While I have always played around in this space where I make a character more like me and the people around me, to actually have a text that is blatantly queer and about racialized people opens up possibilities for the narrative to encompass the pain, love, confusion, joy, and errors that come from these identities. Here, related to the work of Joseph M. Pierce, maybe being a monster is not just a label of horror and negativity. Being a monster can be an explosion against structures of oppression because to see these characters in all their complexity is also to see them as part of our larger history of discrimination, margins, and power.
The Shingle That Flew Off the House
If you watch Interview with the Vampire for any reason let it be because of Claudia’s journey. She is a grown woman stuck in a 14-year-old body attempting to declare her fullness of self even if it means questioning the very structure of her family. Although her vampiric life began as a bandaid to the chaotic and dwindling relationship between Louis and Lestat, she refuses at every turn to be an object, toy, or prop. Her empowerment is not based on being a solution to the family unit, which is refreshing since BIPOC women/girl characters are usually meant to be part of someone else’s story instead of having their own. Claudia’s empowerment instead comes from her words, her ideas and emotions, her writings. Despite Louis being the one interviewed in the modern day, Claudia’s journals furiously show up to claim her space in the story. No one can rewrite her memory.
Owning the Night
The show also highlights important discussions on violence, trauma, and framing. As someone who does trauma-related research, I picked up on a theme quickly in the second season: Louis and Claudia gravitate to art as part of their healing journey. After dealing with considerable trauma in the first season, Louis takes up photography and Claudia the theater. Art becomes a space for them to start reflecting on traumas that can be hard to place or reveal while also building connections with others.
Interview with the Vampire, though, also interestingly showcases the barriers to this art such as the backlash that comes from revealing past trauma. When people express the violence they endure psychologically, physically, and emotionally, there always seems to be a denier asking for the other side of the story. Rather than this being a claim to reason and due process, these actions promote ways of thinking that constantly put the burden of proof on the person harmed. There is no acknowledgment of societal structures, of hurt, of the messiness of it all. While yes, there are complexities to stories that will not always align with the perfect roles of “victim” or “perpetrator” as Interview with the Vampire, puts into full view, these nuances do not mean that the trauma is not real, valid, and meant to be addressed and hopefully prevented.

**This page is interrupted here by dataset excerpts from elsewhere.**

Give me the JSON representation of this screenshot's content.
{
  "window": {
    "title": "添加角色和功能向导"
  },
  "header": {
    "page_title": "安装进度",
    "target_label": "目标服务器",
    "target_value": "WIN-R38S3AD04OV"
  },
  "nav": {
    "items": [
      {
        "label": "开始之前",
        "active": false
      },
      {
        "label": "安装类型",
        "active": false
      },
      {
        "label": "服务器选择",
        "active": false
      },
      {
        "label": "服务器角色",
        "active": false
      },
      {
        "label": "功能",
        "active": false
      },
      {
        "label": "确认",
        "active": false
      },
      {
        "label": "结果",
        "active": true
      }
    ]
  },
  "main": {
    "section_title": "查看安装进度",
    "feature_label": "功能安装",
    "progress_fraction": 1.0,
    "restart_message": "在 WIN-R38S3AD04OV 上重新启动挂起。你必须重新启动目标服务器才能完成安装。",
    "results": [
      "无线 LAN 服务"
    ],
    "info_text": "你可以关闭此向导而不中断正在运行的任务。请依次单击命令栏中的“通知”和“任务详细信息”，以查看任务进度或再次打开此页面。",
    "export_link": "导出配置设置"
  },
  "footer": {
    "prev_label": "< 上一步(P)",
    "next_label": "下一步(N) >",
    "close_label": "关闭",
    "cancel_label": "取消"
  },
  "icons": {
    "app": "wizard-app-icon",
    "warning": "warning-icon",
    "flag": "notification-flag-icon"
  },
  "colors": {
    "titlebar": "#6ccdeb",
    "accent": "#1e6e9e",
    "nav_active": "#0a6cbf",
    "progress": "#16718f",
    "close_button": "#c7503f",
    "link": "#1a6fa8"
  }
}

To come back to my first point, though, despite other vampires in the show trying to paint Louis and Claudia as one-dimensional villains, the overall story refuses this categorization by showing a holistic and nuanced view of these characters. Season 3 begins filming this fall, so catch up today on the lives and deaths of the vampires that own the night on Netflix so you’ll be ready for more Interview with the Vampire in all of its glory.